|

In ordering arbitration of a credit insurance dispute, a federal court in Nevada rejected the argument that the credit insurance policy came within a Nevada law limiting arbitration agreements in health insurance contracts.
In Coleman v. Assurant, Inc., No. 2:06-CV-00925-RLHRJJ, 2007 WL 2695239 (D. Nev. Sept. 10, 2007), Coleman, an MBNA cardholder, allegedly signed up for insurance, through Assurant, to cover his credit card debt if he became unable to pay the balance.
Upon developing a cardiovascular illness, Coleman filed for coverage. Subsequently, Assurant gave him notice that they had fulfilled their insurance obligation, and MBNA threatened to report his remaining credit card balance as “bad debt.”

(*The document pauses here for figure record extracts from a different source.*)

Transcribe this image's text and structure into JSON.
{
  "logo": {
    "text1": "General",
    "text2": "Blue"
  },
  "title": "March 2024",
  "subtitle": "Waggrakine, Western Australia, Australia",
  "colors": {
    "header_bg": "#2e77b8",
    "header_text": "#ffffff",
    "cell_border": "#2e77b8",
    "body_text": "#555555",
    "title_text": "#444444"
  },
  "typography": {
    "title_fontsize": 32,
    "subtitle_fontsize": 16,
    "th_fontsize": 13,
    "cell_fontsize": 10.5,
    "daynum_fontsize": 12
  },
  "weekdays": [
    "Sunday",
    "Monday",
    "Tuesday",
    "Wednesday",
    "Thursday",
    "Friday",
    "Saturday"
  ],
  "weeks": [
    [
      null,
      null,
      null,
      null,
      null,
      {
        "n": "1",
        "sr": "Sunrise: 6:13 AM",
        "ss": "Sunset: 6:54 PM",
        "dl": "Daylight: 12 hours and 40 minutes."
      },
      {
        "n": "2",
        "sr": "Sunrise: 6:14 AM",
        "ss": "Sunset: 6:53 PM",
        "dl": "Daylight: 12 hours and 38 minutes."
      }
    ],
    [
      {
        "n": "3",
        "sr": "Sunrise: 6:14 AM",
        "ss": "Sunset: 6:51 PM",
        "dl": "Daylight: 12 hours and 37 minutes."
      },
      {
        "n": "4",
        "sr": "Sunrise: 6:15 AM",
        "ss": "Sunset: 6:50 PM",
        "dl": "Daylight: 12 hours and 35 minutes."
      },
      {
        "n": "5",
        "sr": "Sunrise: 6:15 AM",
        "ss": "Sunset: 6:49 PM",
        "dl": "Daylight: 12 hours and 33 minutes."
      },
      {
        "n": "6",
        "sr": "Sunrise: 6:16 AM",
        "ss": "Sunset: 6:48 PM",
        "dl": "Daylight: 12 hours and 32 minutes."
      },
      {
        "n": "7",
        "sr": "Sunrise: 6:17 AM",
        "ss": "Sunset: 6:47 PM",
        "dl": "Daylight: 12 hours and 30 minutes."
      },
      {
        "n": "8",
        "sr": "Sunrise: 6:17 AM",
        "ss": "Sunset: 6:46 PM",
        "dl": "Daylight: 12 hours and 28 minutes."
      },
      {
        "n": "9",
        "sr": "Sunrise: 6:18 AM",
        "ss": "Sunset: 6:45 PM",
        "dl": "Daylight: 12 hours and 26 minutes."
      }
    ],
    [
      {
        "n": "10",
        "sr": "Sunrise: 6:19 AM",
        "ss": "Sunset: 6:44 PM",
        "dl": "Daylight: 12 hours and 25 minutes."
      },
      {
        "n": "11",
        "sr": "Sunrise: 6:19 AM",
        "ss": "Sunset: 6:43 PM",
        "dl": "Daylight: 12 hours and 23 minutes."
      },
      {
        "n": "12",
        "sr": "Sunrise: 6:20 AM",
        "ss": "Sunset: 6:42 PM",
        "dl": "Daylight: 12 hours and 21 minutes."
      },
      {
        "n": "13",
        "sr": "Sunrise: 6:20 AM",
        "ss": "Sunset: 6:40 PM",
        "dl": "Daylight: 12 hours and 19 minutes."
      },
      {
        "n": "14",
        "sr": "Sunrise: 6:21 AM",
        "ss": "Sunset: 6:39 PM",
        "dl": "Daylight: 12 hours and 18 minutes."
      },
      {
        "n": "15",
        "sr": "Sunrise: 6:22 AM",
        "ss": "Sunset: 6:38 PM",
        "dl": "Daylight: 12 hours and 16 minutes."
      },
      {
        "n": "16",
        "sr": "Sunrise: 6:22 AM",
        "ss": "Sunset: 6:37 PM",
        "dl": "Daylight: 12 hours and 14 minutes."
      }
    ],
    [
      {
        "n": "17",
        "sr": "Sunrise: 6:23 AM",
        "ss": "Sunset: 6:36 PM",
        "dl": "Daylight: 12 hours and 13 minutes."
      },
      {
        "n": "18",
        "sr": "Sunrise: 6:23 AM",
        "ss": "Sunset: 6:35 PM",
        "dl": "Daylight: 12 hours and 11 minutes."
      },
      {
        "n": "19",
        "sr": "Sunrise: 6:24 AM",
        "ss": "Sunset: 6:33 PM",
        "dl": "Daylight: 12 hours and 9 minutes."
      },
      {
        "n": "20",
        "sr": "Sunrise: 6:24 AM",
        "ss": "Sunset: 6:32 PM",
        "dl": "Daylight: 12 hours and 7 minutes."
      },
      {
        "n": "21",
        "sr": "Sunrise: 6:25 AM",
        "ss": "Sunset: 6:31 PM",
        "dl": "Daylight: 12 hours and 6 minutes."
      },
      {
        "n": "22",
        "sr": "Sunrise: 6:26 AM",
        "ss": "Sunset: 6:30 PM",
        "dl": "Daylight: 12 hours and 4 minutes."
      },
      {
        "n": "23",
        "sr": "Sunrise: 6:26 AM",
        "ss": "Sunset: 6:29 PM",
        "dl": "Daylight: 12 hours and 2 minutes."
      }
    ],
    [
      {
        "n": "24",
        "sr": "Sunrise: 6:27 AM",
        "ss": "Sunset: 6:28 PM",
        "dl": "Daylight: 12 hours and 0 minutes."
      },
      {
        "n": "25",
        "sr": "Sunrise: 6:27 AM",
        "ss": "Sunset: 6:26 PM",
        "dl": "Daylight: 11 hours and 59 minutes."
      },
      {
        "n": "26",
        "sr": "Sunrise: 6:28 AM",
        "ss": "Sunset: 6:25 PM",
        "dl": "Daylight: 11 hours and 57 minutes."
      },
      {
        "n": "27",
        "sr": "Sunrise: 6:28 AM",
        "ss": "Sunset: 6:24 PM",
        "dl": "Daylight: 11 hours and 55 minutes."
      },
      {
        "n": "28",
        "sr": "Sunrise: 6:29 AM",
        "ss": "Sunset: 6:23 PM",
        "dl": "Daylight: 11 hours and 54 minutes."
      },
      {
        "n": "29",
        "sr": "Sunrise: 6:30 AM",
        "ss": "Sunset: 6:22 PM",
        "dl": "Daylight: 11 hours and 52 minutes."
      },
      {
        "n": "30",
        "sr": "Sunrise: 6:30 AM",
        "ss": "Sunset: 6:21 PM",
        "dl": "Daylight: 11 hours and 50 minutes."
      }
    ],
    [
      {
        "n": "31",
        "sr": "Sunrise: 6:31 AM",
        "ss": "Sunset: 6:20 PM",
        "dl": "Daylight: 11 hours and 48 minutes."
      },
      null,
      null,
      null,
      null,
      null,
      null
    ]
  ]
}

Coleman filed suit alleging various claims, including breach of contract. MBNA and Assurant moved to compel arbitration pursuant to an arbitration agreement in the cardholder agreement.
In opposing the motion, Coleman argued that the credit insurance policy fell under a Nevada law limiting arbitration agreements in health insurance contracts. See Nev. Rev. Stat. § 689B.067. The Court rejected this argument because that law specifically exempts credit insurance. Accordingly, the Court issued an order compelling arbitration.